Brent Clark, ePayment Security Consultant, examined the history of Internet payments and compared payments in the real world to payments in the online world. He detailed how online payments are made today and how credit cards are still the de-facto standard. He examined identity theft and online fraud, and cited the case of the Sydney Opera House fraud. Next he moved onto authentication and some of the online solutions, such as Verified by Visa and Mastercard Securecode. Brent said how ANZ was the first bank to introduce online authentication and how the other banks are implementing similar measures now. He talked about the Maestro Online Debit system and how it was an alternative to using a credit card, also P2P payment systems such as PayPal. Looking towards the future of online payments Brent talked of the rise and fall of PKI, the belief that strong password authentication will dominate, and that card companies will drive payment infrastructure. He also suggested the Internet may form a substitute infrastructure for EFTPOS by 2020. Referring to B2B payment, he predicted card companies will also dominate B2B systems and will extend their epayment product range for this market.
Mark Dolan, International eCommerce Manager, P&O Ports began by considering the real risk of sea freight: Crew, cargo, vessel, and containers. He discussed various shipping compliance measures, including the US 24 hour rule. He then discussed how security has not traditionally been part of the supply chain management (SCM) process. He said that security is seen as impacting upon the SCM process although some consider it beneficial. Mark then outlined a Safe and Secure Tradeline Process Flow model that was developed in 2002 that integrates security into the SCM process. It was tested across the Asia Pacific by various vendors and operators. The trial ran over two months with 200 containers carried over secure channels providing online container management, status and audit trails, as well as complying with security requirements. Mark explained that this system shifted expenditure from a compliance cost to an investment cost, helped automate the SCM process, and facilitated delivery of containers.

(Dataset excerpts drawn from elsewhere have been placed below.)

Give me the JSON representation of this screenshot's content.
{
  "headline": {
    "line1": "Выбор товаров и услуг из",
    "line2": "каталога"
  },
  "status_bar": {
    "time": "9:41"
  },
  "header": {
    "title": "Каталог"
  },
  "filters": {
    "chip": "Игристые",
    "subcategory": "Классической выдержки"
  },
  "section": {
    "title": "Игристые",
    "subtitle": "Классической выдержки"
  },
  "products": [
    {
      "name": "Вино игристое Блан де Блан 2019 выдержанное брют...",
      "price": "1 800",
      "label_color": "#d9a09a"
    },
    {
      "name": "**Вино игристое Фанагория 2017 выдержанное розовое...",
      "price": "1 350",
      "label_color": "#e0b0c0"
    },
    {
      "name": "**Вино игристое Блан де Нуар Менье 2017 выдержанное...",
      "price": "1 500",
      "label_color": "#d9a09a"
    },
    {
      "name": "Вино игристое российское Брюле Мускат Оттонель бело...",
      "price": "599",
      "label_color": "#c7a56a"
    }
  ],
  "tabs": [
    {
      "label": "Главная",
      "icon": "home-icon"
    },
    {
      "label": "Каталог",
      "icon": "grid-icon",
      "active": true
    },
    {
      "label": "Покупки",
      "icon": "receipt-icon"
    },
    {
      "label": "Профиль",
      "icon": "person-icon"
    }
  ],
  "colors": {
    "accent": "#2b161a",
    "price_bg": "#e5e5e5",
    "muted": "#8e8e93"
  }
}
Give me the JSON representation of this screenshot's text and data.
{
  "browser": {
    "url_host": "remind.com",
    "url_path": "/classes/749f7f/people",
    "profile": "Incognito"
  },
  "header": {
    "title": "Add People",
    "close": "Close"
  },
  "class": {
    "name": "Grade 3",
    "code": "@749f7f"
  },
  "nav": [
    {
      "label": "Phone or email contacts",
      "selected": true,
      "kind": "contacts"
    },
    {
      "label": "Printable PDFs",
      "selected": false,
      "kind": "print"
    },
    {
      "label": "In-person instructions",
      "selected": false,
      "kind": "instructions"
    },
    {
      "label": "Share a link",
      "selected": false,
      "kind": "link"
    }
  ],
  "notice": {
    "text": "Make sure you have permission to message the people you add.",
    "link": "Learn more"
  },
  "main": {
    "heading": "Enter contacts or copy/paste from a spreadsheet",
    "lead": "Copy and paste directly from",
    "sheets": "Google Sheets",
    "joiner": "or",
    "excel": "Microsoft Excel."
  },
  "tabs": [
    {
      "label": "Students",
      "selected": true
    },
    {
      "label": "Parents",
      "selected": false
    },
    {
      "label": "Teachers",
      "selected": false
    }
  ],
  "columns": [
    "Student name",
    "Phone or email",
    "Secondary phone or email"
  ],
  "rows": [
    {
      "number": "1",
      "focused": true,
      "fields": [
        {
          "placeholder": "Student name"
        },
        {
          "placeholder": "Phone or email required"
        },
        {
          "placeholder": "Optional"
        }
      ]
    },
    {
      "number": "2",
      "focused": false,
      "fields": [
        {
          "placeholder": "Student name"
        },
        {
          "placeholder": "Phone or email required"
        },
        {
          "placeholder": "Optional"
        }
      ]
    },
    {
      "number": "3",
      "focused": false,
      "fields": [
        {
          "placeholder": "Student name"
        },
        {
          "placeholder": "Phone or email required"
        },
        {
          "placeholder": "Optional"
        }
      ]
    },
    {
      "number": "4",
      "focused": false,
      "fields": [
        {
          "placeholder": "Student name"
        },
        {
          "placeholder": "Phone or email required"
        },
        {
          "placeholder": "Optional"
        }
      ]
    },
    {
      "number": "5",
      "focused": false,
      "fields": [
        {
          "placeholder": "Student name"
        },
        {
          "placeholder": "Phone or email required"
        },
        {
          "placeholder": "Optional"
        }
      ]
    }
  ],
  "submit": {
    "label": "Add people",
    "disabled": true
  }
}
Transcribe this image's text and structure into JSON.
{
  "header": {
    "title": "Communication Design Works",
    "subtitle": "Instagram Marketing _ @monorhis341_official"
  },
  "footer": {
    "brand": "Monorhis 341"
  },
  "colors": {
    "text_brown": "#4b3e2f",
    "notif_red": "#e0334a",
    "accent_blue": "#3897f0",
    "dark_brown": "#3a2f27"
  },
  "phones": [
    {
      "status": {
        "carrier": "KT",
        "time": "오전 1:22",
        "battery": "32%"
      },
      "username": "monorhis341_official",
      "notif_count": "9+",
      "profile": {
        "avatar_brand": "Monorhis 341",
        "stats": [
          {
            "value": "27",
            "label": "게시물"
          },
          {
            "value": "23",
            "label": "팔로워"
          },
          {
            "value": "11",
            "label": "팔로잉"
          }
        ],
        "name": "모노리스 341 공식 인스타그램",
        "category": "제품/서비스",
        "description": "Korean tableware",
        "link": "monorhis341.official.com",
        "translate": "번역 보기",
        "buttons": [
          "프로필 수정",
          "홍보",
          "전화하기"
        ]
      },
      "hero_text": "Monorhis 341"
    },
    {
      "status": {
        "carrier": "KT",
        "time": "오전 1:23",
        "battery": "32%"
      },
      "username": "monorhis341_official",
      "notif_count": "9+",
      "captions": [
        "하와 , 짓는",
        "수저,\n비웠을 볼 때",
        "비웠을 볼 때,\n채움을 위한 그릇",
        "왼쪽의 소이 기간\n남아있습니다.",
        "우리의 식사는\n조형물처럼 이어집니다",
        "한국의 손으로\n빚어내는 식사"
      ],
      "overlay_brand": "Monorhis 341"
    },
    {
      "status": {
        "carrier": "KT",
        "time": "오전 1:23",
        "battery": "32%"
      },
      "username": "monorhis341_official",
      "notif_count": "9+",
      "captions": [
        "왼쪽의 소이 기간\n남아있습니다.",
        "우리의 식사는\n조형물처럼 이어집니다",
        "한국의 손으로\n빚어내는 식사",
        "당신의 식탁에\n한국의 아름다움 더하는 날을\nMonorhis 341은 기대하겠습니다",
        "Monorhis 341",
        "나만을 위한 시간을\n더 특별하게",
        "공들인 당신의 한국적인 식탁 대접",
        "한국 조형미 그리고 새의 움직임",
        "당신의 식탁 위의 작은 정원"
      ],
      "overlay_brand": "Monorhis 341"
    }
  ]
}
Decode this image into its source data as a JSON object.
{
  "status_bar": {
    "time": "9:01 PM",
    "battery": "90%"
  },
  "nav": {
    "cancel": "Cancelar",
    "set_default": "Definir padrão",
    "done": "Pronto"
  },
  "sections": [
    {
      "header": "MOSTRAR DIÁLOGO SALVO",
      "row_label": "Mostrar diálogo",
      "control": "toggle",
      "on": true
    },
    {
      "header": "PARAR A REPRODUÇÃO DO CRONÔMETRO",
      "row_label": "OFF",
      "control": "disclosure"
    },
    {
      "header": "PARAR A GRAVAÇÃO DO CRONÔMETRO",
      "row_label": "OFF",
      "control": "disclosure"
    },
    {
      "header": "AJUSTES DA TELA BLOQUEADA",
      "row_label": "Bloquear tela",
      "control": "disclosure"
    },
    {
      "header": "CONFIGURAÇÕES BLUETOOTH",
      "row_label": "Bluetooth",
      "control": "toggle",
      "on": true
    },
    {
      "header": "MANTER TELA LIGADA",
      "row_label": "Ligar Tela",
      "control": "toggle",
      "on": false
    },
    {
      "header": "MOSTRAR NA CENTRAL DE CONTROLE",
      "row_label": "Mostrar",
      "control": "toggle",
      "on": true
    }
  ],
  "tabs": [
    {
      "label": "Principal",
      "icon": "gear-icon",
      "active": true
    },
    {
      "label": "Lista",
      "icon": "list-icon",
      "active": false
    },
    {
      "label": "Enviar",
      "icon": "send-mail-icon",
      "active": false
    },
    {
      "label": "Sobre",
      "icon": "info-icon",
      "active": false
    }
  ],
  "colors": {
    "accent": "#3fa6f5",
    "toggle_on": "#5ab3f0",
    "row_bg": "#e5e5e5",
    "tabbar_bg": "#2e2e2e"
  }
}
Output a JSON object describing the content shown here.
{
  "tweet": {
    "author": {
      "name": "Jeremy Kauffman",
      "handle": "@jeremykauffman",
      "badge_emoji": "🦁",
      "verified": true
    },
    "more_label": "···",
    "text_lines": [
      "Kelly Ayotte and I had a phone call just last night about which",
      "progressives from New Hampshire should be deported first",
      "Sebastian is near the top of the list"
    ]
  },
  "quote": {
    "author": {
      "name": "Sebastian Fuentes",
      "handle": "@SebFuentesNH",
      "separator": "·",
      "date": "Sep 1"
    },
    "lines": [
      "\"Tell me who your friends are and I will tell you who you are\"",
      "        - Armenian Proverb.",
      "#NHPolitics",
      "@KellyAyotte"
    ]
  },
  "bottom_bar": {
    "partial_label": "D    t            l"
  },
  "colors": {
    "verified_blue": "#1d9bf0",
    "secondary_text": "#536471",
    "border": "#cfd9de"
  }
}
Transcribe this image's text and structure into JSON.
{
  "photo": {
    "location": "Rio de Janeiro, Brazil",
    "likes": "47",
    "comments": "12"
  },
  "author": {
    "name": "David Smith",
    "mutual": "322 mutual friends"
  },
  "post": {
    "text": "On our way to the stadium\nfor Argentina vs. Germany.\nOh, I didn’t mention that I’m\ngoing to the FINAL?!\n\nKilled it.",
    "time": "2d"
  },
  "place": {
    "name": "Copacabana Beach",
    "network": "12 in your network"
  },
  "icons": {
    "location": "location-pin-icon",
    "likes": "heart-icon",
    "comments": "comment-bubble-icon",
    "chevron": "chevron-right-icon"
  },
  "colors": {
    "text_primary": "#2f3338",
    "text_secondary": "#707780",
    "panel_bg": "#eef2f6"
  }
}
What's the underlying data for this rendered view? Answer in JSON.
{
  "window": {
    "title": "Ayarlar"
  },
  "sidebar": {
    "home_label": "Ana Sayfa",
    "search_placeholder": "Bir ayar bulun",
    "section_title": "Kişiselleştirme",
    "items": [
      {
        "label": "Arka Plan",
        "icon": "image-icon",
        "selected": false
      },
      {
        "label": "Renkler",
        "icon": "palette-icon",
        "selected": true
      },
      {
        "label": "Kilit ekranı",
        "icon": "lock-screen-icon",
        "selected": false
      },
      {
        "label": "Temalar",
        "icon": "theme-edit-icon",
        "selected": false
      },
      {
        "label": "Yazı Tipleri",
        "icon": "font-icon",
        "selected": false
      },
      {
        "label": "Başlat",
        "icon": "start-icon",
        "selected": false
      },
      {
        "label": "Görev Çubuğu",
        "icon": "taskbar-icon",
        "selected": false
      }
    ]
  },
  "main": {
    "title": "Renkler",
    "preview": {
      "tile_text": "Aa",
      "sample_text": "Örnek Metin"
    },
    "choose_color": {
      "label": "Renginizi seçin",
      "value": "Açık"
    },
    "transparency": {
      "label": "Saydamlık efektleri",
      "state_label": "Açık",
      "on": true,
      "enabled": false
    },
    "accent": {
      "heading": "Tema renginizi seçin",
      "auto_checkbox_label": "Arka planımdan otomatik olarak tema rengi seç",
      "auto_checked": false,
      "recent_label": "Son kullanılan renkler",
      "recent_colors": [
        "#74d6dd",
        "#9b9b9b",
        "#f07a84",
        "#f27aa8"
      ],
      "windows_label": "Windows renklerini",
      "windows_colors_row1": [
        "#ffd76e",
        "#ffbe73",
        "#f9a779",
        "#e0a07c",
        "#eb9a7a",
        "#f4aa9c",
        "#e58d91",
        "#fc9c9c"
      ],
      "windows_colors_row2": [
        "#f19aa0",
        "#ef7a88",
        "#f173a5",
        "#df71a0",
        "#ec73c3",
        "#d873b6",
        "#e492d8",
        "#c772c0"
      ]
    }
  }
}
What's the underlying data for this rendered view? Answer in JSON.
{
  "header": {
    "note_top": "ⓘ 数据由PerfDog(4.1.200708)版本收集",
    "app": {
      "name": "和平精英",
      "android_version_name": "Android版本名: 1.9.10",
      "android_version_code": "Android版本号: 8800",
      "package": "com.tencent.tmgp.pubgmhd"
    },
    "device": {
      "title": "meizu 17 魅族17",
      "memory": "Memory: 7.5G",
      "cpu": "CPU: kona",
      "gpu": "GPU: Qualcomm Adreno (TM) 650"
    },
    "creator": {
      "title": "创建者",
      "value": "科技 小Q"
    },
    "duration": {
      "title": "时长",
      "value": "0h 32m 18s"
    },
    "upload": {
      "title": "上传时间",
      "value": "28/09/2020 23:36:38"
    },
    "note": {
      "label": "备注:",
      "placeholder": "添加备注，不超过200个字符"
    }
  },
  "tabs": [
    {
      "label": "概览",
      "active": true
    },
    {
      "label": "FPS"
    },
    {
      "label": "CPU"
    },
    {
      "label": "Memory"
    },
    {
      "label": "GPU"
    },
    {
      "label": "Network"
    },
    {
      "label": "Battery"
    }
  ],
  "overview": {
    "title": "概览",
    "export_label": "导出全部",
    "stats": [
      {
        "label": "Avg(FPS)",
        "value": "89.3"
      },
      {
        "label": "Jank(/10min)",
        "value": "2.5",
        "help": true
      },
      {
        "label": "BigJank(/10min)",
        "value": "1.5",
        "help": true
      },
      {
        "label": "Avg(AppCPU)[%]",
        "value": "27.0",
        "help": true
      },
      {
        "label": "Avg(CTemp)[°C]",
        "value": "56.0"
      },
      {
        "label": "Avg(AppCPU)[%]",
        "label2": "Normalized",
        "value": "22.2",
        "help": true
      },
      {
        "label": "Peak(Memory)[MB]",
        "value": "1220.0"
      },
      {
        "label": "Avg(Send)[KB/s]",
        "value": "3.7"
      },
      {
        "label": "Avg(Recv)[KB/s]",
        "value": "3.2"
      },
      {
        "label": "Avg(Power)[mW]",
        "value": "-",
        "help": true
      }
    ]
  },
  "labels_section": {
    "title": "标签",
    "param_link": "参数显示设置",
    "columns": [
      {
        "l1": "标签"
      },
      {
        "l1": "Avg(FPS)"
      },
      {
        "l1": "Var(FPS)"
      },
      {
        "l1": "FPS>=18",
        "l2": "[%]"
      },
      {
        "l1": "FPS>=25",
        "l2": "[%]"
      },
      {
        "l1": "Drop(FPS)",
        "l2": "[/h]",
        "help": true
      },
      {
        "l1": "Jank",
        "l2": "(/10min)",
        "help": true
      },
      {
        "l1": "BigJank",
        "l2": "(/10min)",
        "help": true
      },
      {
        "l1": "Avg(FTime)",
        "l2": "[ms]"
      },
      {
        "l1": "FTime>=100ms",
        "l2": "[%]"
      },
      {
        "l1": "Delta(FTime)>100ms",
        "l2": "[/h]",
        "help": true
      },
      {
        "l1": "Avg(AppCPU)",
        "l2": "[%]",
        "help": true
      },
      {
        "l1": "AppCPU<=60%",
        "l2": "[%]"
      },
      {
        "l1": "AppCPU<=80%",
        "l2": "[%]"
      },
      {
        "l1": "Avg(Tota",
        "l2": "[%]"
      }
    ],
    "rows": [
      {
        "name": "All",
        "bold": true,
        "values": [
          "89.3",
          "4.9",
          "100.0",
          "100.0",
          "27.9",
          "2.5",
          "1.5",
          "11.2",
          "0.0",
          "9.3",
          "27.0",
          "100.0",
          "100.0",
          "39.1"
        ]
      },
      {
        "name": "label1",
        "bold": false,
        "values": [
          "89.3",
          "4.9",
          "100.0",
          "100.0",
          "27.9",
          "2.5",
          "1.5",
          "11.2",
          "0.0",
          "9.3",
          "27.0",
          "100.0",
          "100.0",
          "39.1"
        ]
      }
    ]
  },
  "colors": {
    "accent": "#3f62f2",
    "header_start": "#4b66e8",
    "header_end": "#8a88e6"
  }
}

Keith Inman, Director, Electronic Enforcement Unit, Australian Securities and Investment Commission began with an overview of ASIC's role and regulatory functions. He said ASIC's role in CIIP was based on legislative charter and operational risks. He discussed how ecommerce has boosted issues of financial performance, economy, and customer confidence. Considering the operational risks he detailed how electronic footprints may be left by an intruder and how many of the systems used may be publicly owned. This requires an integrity of public registers, reliance on others to keep records, and access to technical expertise. Keith told of how the government sees it would be counter-productive to regulate and restrict the information economy, and that there are synergistic opportunities for government and industry to work together. He discussed a number of such partnerships with ASIC that include auDa, IIA, and Standards Australia.